Curiosamente, foi Shapley, e não Hubble, quem sugeriu que os astrônomos adaptassem sua nomenclatura a uma nova realidade e chamassem os sistemas estelares externos de "galáxias". Hubble ainda usava visões conservadoras do mundo, que ele refutou. Naturalmente, ele também preferia discordar de quaisquer idéias apresentadas por seu rival, Shapley. Portanto, Edwin Hubble, um homem que provou que a Via Láctea é apenas uma das inúmeras galáxias, não parou de chamar esses objetos de "nebulosas extra-galácticas".

Observando as flutuações cíclicas no brilho das Cefeidas em Andrômeda, Hubble expandiu as possibilidades da mente humana de outra maneira. Ele nos aliviou da preocupação de que as estrelas que estão extremamente distantes de nós possam se comportar de maneira diferente daquelas em nosso bairro. Agora que os cientistas podiam pesquisar estrelas em outras galáxias, podiam determinar a constância do universo no espaço e no tempo.

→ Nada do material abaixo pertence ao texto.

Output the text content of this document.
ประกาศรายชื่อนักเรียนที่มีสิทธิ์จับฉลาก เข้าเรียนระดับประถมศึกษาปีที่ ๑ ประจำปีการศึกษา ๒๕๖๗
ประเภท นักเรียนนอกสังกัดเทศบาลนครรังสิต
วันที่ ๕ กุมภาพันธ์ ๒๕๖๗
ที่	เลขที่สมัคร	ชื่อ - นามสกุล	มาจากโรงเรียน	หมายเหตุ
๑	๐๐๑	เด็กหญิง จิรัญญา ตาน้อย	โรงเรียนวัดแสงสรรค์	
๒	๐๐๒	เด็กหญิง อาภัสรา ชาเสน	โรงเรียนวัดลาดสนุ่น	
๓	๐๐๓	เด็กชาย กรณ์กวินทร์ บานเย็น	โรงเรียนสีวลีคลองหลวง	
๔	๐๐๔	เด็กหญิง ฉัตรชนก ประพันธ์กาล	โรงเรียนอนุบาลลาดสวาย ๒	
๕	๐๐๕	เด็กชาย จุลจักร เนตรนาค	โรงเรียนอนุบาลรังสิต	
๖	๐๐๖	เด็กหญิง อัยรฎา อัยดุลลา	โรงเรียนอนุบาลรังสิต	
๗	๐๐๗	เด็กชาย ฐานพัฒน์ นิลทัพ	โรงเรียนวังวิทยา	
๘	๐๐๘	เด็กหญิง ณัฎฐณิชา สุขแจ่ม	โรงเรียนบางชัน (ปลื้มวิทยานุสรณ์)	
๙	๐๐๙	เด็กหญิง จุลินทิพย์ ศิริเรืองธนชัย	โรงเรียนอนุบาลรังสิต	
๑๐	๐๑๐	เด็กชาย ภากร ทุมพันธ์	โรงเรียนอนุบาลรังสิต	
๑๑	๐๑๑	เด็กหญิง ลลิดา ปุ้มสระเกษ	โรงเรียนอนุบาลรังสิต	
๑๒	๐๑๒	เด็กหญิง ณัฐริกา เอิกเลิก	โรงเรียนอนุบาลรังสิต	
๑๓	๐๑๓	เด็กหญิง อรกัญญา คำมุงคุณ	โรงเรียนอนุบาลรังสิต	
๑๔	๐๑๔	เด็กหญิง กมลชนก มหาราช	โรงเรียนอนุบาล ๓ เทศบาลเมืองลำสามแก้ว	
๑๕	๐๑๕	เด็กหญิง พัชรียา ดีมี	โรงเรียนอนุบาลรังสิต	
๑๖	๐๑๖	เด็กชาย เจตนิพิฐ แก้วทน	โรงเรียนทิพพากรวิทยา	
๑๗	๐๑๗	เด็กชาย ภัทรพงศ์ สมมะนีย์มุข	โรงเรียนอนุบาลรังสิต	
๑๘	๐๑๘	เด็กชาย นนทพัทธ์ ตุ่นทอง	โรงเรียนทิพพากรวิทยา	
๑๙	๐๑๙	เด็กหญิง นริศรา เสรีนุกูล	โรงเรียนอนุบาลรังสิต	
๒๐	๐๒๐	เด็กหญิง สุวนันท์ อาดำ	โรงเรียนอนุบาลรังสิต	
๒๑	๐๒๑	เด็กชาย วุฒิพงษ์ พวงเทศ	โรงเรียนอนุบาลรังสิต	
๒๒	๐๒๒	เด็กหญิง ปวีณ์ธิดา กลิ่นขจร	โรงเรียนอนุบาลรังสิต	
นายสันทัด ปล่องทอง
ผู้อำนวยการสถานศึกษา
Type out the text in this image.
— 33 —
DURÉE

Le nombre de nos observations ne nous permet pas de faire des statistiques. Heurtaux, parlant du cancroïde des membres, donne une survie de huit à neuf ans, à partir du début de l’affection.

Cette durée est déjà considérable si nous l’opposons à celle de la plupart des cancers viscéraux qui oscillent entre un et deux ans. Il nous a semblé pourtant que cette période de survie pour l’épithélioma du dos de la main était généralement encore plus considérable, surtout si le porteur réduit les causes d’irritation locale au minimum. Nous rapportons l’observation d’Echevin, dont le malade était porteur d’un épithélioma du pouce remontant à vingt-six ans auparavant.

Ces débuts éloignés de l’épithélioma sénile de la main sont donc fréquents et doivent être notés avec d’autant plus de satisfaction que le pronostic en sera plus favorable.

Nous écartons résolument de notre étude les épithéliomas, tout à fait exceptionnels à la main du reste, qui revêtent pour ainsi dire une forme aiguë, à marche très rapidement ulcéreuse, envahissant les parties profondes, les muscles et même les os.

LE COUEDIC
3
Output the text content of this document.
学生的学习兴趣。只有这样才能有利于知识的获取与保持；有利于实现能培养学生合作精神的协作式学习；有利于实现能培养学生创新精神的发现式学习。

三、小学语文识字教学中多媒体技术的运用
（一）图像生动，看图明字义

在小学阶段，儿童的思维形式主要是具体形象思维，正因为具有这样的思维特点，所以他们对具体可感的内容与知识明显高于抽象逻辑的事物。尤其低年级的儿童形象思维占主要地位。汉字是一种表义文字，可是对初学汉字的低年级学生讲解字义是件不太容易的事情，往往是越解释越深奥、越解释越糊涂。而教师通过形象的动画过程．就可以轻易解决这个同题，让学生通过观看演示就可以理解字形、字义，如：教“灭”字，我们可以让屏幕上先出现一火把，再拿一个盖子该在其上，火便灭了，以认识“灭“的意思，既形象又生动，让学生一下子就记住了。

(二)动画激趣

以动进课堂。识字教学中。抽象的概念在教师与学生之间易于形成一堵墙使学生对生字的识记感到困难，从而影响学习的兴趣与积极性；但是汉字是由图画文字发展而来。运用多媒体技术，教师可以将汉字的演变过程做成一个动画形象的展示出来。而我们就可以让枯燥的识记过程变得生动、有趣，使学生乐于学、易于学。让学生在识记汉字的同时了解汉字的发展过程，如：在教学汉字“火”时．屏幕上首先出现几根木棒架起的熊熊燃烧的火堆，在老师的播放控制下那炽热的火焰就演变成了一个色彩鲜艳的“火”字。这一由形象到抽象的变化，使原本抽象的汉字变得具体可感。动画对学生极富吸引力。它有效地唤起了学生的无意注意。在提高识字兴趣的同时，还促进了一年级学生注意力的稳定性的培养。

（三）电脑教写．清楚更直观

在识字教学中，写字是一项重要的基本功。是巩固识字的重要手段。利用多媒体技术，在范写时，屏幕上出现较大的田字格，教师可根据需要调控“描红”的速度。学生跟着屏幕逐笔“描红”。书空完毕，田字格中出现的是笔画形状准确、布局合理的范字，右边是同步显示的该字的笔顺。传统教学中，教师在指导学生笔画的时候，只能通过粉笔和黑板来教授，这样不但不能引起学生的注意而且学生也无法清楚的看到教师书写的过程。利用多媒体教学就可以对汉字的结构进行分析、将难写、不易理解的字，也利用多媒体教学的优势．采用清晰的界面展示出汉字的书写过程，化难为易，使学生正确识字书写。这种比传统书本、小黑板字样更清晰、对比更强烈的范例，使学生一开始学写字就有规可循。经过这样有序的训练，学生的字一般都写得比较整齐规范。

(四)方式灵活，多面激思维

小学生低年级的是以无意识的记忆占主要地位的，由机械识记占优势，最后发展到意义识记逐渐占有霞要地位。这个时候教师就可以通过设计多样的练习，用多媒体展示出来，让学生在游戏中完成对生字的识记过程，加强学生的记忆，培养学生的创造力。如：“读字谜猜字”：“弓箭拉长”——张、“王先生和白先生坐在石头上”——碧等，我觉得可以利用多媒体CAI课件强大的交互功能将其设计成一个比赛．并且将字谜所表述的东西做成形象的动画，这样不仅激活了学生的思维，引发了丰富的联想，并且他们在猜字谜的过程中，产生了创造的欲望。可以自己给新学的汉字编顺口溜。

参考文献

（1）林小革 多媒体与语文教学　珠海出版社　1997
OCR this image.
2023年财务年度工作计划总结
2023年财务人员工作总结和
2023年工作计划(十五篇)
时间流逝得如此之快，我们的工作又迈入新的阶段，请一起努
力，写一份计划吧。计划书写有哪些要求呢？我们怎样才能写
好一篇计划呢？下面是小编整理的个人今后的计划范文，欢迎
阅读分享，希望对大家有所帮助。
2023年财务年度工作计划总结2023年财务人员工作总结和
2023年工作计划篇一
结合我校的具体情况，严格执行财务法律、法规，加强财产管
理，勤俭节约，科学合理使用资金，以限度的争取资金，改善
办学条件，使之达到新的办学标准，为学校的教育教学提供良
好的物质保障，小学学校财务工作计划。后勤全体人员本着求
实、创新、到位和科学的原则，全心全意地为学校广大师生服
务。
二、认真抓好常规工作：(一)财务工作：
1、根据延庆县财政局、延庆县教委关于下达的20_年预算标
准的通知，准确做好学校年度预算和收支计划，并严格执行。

De acordo com estimativas modernas, a galáxia de Andrômeda está a 2,5 milhões de anos-luz de nós, ou seja, a luz que vemos começou em 2,5 milhões de anos atrás. Acontece que vemos as estrelas desta galáxia não apenas distantes por 2,5 milhões de anos-luz, mas também vivendo em 2,5 milhões de anos no passado. No entanto, eles se parecem com as estrelas mais próximas de nós. E quando Edwin Hubble e outros astrônomos olharam ainda mais longe, acrescentaram cada vez mais evidências de uniformidade espacial e temporal. No espaço e em todos os tempos, os átomos parecem emitir a mesma luz, e estrelas variáveis ​​obedecem às mesmas leis físicas.

Essa constância da natureza convenceu a busca de um conjunto de regras operando em todo o cosmos. Ou, como diria Albert Einstein, mostrou que Deus não muda as regras do cosmos. Foi um presente de aniversário muito bom para a mente humana.